One PLA Y-8 ASW aircraft entered #Taiwan’s southwest ADIZ on Oct. 1, the flight path as illustrated. #ROCAF fighters scrambled and deployed air defense missile system to monitor the activity. No mater what happened, we will Keep #protectourcountry firmly. pic.twitter.com/90Y9N4QTm4— 國防部 Ministry of National Defense, R.O.C. 🇹🇼 (@MoNDefense) October 1, 2020
“No mater [sic] what happened, we will Keep #protectourcountry firmly,” the MND said in a Thursday tweet.
Similar occurrences have become somewhat commonplace in recent months. Following a September 21 incident involving 37 Chinese aircraft, Taipei highlighted that it has the right to “self-defense and to counterattack.”
China has maintained that it views Taiwan as a breakaway province, and while the island has its own government, the “One-China policy” states that there is only one sovereign China. The US has acknowledged the policy while also approving over $15 billion in arms sales to Taiwan since 2010.
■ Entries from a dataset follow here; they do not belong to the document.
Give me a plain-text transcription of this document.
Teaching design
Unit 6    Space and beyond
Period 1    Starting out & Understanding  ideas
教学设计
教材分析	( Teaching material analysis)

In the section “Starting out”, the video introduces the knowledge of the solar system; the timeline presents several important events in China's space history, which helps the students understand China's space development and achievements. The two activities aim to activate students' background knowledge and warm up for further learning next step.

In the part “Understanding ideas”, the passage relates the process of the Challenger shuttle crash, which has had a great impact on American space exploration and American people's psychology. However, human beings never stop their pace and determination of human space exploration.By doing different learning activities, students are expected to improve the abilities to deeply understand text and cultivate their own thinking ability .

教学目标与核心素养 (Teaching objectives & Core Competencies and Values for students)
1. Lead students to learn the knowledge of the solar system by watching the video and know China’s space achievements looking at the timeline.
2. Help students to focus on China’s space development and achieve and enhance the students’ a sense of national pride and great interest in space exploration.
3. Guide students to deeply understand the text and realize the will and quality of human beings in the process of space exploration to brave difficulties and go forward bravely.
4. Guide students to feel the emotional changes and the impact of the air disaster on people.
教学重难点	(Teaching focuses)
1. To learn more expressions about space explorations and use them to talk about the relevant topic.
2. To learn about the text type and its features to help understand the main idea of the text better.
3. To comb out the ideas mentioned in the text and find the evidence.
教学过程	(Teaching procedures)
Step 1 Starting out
Lockheed Martin was awarded a $62 billion defense contract on August 14 for the production of 90 F-16 Foreign Military Sale (FMS) aircraft - 66 of which are slated for purchase by Taiwan. The formal agreement, if carried out, would be Washington’s first advanced fighter jet sale to Taiwan since 1992.
Beijing has been incredibly vocal regarding its disapproval of the deal throughout its development.
Hua Chunying, a spokesperson for China’s Foreign Ministry, responded to the August 2019 announcement of the potential sale, noting at the time that the aircraft delivery would result in “strong reactions, and the US will have to bear all the consequences.”
The People’s Liberation Army (PLA) conducted a series of exercises, including live-fire drills, near the Taiwan Strait in September to “protect its sovereignty,” Chinese Defense Ministry spokesperson Ren Guoqiang asserted on September 18.
Ren also slammed Washington’s relationship with Taipei, accusing the two governments of "stepping up collusion, frequently causing disturbances.”
The defense official asserted that "using Taiwan to control China" or, in the case of the ROC, attempting to "rely on foreigners to build oneself up," would be unsuccessful.
"Those who play with fire will get burnt," Ren promised.
Beijing’s threats have recently been accompanied by the increased PLAAF aircraft presence near Taiwan. Taiwanese Foreign Minister Joseph Wu told reporters on September 22 that the provocations are “virtually a daily occurrence.”